Zigaretten mit Pathogenen kontaminiert

Bakterien und gefährliche Mikroben belasten Zigaretten – Einige der gefundenen Bakterien, die auch im Boden vorkommen, können zu schweren Erkrankungen führen – Keine Jin Ling Schmuggelzigaretten, sondern teure Markenware

Ein
französisch-US-amerikanisches Forscherteam hat festgestellt, dass
Zigaretten mit einer Reihe von Bakterien und anderen Mikroben belastet
sind. Einige der gefundenen Bakterien, die auch im Boden vorkommen,
können zu schweren Erkrankungen führen. Die untersuchten Zigaretten
waren Markenprodukte, berichten die Forscher im Fachmagazin
Environmental Health Perspectives www.ehponline.org

„Wir waren ziemlich überrascht davon, wie viele verschiedene bakterielle
Pathogene in den Zigaretten enthalten waren“, so Studienleitautorin Amy
Sapkota, Professorin an der University of Maryland School of Public
Health www.sph.umd.edu . „Die Zigaretten, die wir untersucht
haben, gibt es in jedem Tabakladen zu kaufen und sie enthielten jede
Menge Bakterien, die für den Menschen sehr gefährlich werden können.“
Ein solches Pathogen war etwa Pseudomonas aeruginosa – der bedeutendste
„Krankenhauskeim“ mit Mehrfachresistenzen gegen Antibiotika.

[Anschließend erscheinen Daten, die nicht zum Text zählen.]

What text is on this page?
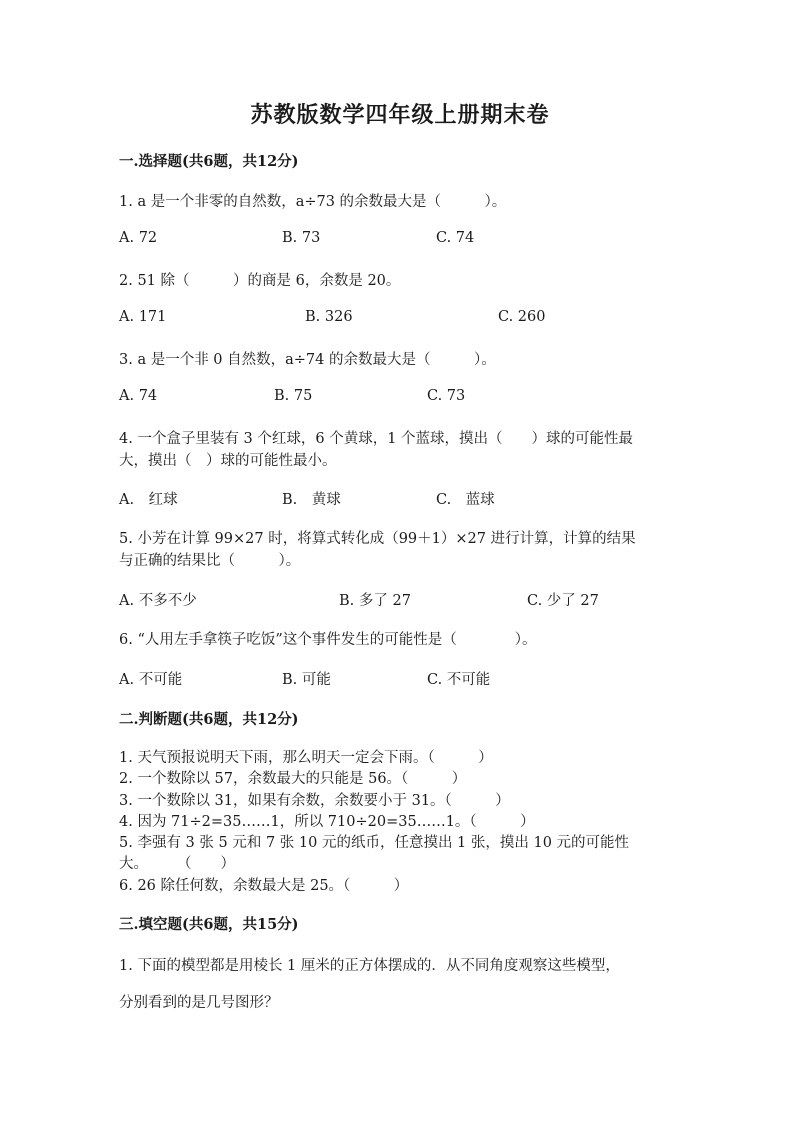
苏教版数学四年级上册期末卷
一.选择题(共6题，共12分)
1. a 是一个非零的自然数，a÷73 的余数最大是（　　　）。
A. 72	B. 73	C. 74
2. 51 除（　　　）的商是 6，余数是 20。
A. 171	B. 326	C. 260
3. a 是一个非 0 自然数，a÷74 的余数最大是（　　　）。
A. 74	B. 75	C. 73
4. 一个盒子里装有 3 个红球，6 个黄球，1 个蓝球，摸出（　　）球的可能性最
大，摸出（　）球的可能性最小。
A.　红球	B.　黄球	C.　蓝球
5. 小芳在计算 99×27 时，将算式转化成（99＋1）×27 进行计算，计算的结果
与正确的结果比（　　　）。
A. 不多不少	B. 多了 27	C. 少了 27
6. “人用左手拿筷子吃饭”这个事件发生的可能性是（　　　　）。
A. 不可能	B. 可能	C. 不可能
二.判断题(共6题，共12分)
1. 天气预报说明天下雨，那么明天一定会下雨。（　　　）
2. 一个数除以 57，余数最大的只能是 56。（　　　）
3. 一个数除以 31，如果有余数，余数要小于 31。（　　　）
4. 因为 71÷2=35……1，所以 710÷20=35……1。（　　　）
5. 李强有 3 张 5 元和 7 张 10 元的纸币，任意摸出 1 张，摸出 10 元的可能性
大。　　　（　　）
6. 26 除任何数，余数最大是 25。（　　　）
三.填空题(共6题，共15分)
1. 下面的模型都是用棱长 1 厘米的正方体摆成的．从不同角度观察这些模型，
分别看到的是几号图形？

Hunderte verschiedene Bakterien gefunden

Bakterien, die für Milzbrand, Lebensmittelvergiftungen und
Lungeninfektionen verantwortlich waren – etwa Clostridium, Klebsiella
und Acinetobacter waren in den Zigaretten ebenfalls in großen Mengen
nachweisbar. Die Forscher sprechen von hunderten verschiedenen
Bakterien, die sie mit Hilfe der DNA-Microassay-Methode nachweisen
konnten.

Die Forscherin geht davon aus, dass Bakterien den Verbrennungsvorgang
überleben können. „Wenn das so sein sollte, heizen Zigaretten
Infektionen, aber auch chronische Erkrankungen sowohl bei Rauchern als
auch bei Nichtrauchern in der Umgebung an“, so die Forscherin.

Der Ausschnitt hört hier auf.